When we arrived at the airport at Taipei, the first thing I noticed was a suitcase with a big brand name splashed on the strap: "MEGA POLO". Do you think that has anything to do with Ralph Lauren? It's like wearing a gold "Rolxe" Watch. But the Polo theme stuck with me in Taiwan. Everywhere I looked, people were wearing "Polo Girl," "King Polo," "Polo House," "Double Polo," "Marco Polo", "Polgren," "U.S. Polo Association," polo this, polo that, polo everything except Ralph.
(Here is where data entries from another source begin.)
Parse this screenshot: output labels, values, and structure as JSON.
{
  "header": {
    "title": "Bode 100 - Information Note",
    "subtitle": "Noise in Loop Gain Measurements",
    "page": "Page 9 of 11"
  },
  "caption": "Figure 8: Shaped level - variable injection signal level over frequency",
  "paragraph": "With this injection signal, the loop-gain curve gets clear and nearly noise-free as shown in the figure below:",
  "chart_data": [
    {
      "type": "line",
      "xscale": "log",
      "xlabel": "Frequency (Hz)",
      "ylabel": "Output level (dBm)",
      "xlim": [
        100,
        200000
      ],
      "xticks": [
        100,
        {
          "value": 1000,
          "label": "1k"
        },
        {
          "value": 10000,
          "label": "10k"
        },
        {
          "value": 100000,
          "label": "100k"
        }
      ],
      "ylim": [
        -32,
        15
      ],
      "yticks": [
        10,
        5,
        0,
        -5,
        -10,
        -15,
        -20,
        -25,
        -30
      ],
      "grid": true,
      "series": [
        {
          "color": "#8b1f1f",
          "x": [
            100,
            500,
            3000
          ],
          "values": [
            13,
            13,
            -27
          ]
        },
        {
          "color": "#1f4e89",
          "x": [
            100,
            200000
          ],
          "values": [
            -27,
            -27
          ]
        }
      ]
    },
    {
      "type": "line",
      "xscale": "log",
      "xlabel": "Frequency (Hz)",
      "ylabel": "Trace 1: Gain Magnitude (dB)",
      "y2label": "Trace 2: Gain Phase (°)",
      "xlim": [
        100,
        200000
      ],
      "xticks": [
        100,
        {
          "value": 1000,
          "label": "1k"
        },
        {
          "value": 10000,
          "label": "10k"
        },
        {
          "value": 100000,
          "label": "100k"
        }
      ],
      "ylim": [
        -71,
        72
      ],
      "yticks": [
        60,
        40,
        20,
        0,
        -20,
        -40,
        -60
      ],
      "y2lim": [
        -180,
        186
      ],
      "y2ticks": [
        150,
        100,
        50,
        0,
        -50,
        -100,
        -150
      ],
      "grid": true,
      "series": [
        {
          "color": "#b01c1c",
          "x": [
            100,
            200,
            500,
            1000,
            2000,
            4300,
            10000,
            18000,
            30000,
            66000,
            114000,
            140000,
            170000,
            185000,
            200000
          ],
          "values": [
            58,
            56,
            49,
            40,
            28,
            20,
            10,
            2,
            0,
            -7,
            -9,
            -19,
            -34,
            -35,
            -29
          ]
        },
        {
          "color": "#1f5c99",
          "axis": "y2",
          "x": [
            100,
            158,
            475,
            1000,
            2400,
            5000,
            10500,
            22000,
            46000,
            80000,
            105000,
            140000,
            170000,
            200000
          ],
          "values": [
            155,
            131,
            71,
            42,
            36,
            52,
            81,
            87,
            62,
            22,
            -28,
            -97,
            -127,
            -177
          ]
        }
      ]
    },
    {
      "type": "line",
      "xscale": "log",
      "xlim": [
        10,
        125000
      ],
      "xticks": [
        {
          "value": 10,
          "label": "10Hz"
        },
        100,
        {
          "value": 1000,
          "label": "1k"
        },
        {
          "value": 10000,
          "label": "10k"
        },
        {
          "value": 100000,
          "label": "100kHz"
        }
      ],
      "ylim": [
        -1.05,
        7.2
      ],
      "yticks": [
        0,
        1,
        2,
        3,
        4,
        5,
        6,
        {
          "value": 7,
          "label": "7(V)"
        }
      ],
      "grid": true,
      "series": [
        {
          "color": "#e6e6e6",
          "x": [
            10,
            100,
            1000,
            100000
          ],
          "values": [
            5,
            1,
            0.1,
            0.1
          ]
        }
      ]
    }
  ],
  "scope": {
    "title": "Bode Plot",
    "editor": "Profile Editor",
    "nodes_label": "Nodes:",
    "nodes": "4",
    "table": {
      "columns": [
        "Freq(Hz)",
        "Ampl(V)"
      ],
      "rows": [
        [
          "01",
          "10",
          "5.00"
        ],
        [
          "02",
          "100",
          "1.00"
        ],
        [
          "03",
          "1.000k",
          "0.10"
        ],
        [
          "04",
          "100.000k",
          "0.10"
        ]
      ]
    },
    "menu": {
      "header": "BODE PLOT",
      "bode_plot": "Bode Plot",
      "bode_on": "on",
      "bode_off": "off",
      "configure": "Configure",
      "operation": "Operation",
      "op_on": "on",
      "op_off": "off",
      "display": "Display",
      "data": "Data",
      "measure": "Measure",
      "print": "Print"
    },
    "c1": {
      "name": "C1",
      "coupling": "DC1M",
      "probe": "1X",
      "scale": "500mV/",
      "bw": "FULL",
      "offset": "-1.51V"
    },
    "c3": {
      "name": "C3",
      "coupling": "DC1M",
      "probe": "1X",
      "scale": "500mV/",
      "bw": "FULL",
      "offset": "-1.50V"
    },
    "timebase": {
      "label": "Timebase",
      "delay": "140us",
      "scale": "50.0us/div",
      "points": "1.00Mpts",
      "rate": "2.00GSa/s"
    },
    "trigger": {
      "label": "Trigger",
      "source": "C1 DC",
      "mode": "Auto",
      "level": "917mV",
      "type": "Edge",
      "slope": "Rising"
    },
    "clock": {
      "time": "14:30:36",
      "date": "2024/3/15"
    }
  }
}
The preppy brand mania of the American 1980's landed in Taiwan and became a cancer, metastasizing and eating all other brands.
Traveling with kids isn't complete without a daily swim in the hotel pool. In our western-style Grand Hyatt (with many Americans), the pool had several lap swimmers and lots of kids splashing around in western bathing garb. But at our Taiwanese-chain Evergreen hotel (with few western guests), there were no lap swimmers: people lounged avoiding the deep end or holding the edge, and there were high-speed showerlike firehose jets that people used as back massagers. And every swimmer sealed their hair tightly underneath swimming caps. Us Americans were the only ones swimming around with loose, wet hair. I hope we weren't breaking some kind of unspoken hygenic rule.